The TRIAL JUDGE (i.e., the trial judge).
BUT, WHY did the trial court decide the facts in this case instead of a jury?
Because, there was no jury in this case. The opinion does not explain WHY there was not a jury. However, in most civil cases (as opposed to criminal cases) the right to a jury trial is not absolute. Instead, if either party wants the case to be tried before a jury, then that party must make a formal request to the court in their initial pleading for a jury (this is typically called a “demand”). In most civil cases, usually at least one of the parties will request a jury trial, so it is quite common to have a jury in most civil cases.
WHY would neither party in this case have wanted to have a jury?
Again, the opinion does not say.
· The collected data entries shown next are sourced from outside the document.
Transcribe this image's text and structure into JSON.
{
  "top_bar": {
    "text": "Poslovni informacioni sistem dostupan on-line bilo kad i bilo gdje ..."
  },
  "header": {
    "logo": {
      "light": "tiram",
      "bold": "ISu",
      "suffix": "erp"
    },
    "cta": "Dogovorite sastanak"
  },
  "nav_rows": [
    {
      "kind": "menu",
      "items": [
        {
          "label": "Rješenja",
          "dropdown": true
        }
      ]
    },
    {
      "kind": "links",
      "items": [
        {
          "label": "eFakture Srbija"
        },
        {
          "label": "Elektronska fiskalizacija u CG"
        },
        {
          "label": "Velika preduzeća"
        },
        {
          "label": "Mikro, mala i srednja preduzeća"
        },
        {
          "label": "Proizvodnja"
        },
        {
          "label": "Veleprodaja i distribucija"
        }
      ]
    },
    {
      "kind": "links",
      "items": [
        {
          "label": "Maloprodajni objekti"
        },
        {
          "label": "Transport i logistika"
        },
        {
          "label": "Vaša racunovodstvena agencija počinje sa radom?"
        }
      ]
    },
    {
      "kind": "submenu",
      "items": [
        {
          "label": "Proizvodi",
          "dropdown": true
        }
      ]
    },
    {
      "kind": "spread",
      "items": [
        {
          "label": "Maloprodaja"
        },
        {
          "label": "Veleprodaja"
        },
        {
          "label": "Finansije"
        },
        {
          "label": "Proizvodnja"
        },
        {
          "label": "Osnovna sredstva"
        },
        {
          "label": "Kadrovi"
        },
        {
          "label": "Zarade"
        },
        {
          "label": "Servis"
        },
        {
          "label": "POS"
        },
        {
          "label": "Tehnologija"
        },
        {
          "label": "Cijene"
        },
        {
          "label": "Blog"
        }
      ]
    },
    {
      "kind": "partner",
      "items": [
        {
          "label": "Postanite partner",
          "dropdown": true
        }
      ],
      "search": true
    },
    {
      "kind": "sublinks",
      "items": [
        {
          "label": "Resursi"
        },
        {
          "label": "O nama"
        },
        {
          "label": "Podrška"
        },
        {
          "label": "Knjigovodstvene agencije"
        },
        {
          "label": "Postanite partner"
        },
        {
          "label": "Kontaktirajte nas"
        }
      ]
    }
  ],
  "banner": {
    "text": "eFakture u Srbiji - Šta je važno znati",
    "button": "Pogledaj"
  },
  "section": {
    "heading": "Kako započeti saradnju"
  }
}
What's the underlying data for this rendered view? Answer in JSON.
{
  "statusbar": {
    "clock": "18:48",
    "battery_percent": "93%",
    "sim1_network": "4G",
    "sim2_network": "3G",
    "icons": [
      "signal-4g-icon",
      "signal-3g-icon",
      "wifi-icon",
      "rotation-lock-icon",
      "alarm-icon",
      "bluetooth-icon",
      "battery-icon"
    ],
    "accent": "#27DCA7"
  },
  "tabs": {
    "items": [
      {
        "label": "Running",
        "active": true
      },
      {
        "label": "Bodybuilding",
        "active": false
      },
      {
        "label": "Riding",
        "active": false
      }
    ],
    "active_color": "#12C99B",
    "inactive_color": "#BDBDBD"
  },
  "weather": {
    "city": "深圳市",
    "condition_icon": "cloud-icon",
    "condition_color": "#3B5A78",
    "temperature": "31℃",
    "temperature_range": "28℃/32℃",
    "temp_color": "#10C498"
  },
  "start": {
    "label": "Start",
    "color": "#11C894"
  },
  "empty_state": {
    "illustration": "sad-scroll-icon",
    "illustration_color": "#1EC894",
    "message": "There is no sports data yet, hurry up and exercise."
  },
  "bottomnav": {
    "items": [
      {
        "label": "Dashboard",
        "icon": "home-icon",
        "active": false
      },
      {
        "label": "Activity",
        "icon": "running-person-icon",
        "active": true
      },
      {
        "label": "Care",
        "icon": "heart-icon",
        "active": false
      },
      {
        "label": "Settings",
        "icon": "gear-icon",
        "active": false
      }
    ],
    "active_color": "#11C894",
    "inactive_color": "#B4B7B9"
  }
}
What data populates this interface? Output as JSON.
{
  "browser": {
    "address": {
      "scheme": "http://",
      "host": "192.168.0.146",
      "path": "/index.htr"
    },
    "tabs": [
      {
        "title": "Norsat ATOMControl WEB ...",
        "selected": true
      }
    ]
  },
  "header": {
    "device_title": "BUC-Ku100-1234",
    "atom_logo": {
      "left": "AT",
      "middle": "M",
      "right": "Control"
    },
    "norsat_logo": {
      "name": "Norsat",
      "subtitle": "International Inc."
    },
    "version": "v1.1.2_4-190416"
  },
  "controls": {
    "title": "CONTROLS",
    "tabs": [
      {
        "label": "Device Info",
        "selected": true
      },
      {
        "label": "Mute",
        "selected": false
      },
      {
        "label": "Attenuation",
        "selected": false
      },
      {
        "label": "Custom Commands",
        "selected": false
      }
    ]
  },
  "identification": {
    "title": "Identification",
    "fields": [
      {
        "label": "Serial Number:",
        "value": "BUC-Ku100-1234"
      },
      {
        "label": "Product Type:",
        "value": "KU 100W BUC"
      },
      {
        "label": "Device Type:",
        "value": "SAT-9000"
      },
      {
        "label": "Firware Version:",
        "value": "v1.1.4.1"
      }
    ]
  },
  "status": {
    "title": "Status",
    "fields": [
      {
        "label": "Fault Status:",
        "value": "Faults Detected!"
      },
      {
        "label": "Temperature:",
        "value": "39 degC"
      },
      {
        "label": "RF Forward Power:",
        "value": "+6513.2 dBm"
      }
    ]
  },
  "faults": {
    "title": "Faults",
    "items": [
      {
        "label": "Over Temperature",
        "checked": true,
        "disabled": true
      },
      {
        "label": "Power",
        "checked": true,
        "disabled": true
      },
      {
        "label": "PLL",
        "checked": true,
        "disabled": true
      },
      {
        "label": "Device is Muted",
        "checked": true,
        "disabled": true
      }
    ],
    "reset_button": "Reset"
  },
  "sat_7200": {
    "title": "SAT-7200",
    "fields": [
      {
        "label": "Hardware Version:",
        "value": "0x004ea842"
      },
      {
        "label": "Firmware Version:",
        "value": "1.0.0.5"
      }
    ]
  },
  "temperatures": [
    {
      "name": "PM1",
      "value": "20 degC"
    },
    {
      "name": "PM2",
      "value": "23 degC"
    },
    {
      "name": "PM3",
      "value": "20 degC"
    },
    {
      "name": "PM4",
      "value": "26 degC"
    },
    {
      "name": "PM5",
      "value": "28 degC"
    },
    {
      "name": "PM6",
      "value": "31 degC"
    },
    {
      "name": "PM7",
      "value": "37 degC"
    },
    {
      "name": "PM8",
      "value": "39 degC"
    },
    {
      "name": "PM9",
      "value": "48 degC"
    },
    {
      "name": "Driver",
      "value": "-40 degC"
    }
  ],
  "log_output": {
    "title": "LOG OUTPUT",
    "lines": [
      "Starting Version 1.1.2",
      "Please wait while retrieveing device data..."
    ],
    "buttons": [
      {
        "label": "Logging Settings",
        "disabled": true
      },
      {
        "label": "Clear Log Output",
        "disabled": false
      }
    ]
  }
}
It is possible that one of the attorneys may have simply forgotten to make a “jury demand” and as a result, his or her client may have lost the opportunity to have a jury decide the disputed facts in this case. (In such a situation, this might even have been negligent by the attorney who subsequently might even be sued for “malpractice” by his former clients) However, it is more probable that (at least for perhaps different tactical reasons) the attorneys for both the plaintiff and the defendant each believed that it was in the best interest of their respective clients for the trial judge to decide all of the relevant facts instead of the jury. (E.g., perhaps the defendant’s attorney believed that the trial judge would be more sympathetic to their 5-year old client than a jury might have been; or, perhaps the plaintiffs’ attorney feared that a jury might not award any significant money damages against a 5-year old boy, and decided to rely, instead, upon the trial judge’s decision).